Of course, like adults, we just rolled our eyes a little bit when it was particularly over-the-top and tried to use our rational heads to determine whether the criticism was warranted or not. Truthfully, I think they kept us in check and I'm glad they exist.
> If we had done anything even close to this, we would've been fired immediately. To be even more blunt, I think I would've been fired for interacting with them AT ALL, even just a strongly-worded email.
That blog was widely read within Amazon's 3P business units back when that business unit existed. It was an easy way to assess seller satisfaction and for product managers to find feature ideas among the complaints.
The heroes here are the police department for taking this seriously.
The article also hints of a Bay Area police department where insurers were willing to falsify evidence to help eBay. I wish they named that department. I know they're mostly in San Jose, but I’d love to confirm my suspicions about the Sunnyvale police department.
Either they are exceptionally good at covering their tracks and silencing victims, or, this is a rare case that people have been writing about for months.
So if Ebay did this totally incompetent, clownish wetwork -- How many companies have done similar things competently, that we haven't heard about or have dismissed as conspiracy theories?
If execs at Ebay wanted to silence an ecommerce blog, why didn't they just form a shell company and use that shell company to buy the blog and then shut it down. As terms of the sale, they could have had the owners of the blog agree not to start a competing blog for X years. Seems like a much more effective solution.
> Mr. Wenig resigned later in the month, saying it was clear he “was not on the same page” as the eBay board. There was no hint of scandal. His exit package was $57 million.
I don't understand why the subordinates are being charged. Their jobs were at stake, which in the USA means that their lives were at stake, because there is no legitimate social safety net here. It sounds like this guy Baugh deserves most of the blame and his subordinates should not be punished.
That seems like it'd be a very strange standard. These crimes weren't in a grey area where they could have reasonably believed they were doing nothing wrong. If you found me smashing up your car, and I told you "oh my boss said I should", would you really say that I've done nothing wrong?
Is it my imagination or bias, or did the NYT perhaps choose creepy-looking photos for Wenig and Wymer? But they look resting-crazy-face nuts to me. Who would hire people like that or work with them after such a scandal?
It’s a common journalist thing to find pictures that depict your subject in the light you want to. Left leaning sites writing about Trump will show not-so-appealing photos while right leaning sites writing about Pelosi will also show not-so-appealing photos. But flip the script and you get more appealing photos.
It’s not always intentional, but it’s pretty obvious sometimes.
If nothing else, it's likely that a Fox editor would pull an unflattering Trump photo and vice versa.
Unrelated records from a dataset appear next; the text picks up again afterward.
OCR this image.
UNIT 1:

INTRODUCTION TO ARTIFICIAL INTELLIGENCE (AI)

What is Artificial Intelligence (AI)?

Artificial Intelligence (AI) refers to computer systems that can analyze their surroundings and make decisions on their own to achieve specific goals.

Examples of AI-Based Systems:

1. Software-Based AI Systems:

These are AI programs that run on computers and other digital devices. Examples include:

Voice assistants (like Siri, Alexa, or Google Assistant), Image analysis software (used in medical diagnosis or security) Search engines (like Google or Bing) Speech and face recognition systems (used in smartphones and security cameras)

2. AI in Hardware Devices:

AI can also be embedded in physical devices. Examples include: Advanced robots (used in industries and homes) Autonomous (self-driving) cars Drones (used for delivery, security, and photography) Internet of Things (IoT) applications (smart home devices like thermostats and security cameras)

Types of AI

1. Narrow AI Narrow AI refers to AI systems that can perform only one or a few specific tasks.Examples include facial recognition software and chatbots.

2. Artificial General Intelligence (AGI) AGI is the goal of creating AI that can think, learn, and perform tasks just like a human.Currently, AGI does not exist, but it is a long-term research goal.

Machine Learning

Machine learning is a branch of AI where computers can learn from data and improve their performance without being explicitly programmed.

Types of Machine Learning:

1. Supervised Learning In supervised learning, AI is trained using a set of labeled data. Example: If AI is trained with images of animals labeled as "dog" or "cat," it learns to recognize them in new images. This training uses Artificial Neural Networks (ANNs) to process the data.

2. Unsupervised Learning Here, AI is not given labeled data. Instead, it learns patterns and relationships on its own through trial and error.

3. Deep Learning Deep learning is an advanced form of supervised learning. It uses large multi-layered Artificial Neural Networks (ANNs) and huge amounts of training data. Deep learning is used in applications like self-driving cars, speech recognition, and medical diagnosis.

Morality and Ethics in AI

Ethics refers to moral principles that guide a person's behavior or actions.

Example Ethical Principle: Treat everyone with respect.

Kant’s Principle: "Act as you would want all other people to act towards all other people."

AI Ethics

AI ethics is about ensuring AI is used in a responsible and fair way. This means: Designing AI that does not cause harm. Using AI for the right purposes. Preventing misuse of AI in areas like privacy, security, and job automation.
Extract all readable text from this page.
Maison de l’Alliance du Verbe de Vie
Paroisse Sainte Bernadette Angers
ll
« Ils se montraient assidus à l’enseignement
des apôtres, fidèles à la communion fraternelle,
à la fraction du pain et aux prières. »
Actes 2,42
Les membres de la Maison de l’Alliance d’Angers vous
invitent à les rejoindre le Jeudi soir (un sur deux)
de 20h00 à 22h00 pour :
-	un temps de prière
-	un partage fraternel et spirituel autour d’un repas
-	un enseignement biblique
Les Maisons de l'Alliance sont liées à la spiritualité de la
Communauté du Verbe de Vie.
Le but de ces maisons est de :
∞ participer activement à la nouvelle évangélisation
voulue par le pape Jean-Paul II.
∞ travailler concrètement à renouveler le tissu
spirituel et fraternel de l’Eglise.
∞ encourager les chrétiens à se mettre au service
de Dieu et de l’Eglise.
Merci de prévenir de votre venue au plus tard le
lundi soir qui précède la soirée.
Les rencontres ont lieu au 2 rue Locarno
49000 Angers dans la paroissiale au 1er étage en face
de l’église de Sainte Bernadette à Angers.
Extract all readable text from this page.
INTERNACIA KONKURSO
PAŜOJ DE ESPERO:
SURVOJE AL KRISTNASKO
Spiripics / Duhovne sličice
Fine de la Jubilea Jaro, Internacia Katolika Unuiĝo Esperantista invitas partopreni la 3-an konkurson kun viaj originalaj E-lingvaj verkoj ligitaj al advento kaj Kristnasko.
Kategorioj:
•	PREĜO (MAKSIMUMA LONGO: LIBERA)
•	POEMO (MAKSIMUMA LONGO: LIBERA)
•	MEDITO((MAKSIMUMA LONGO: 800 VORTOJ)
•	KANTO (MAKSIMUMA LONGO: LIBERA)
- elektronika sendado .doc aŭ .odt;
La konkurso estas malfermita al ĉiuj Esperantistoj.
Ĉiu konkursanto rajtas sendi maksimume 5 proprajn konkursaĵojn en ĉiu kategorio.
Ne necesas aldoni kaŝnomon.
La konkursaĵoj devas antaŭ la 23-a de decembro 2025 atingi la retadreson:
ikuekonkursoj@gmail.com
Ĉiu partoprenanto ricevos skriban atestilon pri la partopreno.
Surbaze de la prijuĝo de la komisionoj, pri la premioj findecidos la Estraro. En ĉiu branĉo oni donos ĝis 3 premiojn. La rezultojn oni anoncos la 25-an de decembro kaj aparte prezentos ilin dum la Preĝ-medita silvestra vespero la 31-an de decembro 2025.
It's hard to imagine an intentional process for making the other side look bad (can you imagine a meeting where that is decided?), but what I described is an organic way in which a systemic process could arise.
I don’t know how it would come about, but on Ars Technica’a articles about the Republican Party, they use pretty unflattering photos, and I’ve seen many articles from conservative sites using unflattering photos of Democrats.
Mr. Wymer has a new job, as the chief executive of the Boys & Girls Clubs of Silicon Valley. The chair of the board said the nonprofit was “aware” of what happened at eBay, but believes Mr. Wymer is “a leader with integrity” and was the unanimous choice for the job.
I'm uncomfortable with the way that "cancellation" can destroy people's careers without a proper trial, but after reading the article I'm also disgusted that these two are able to continue their careers without apparent repercussion.
Is the problem that I'm trusting the article without allowing the two to defend themselves? Is it better to trust the judicial system is sufficient? Or are extra-judicial "mob style" punishments actually a good thing in cases like this?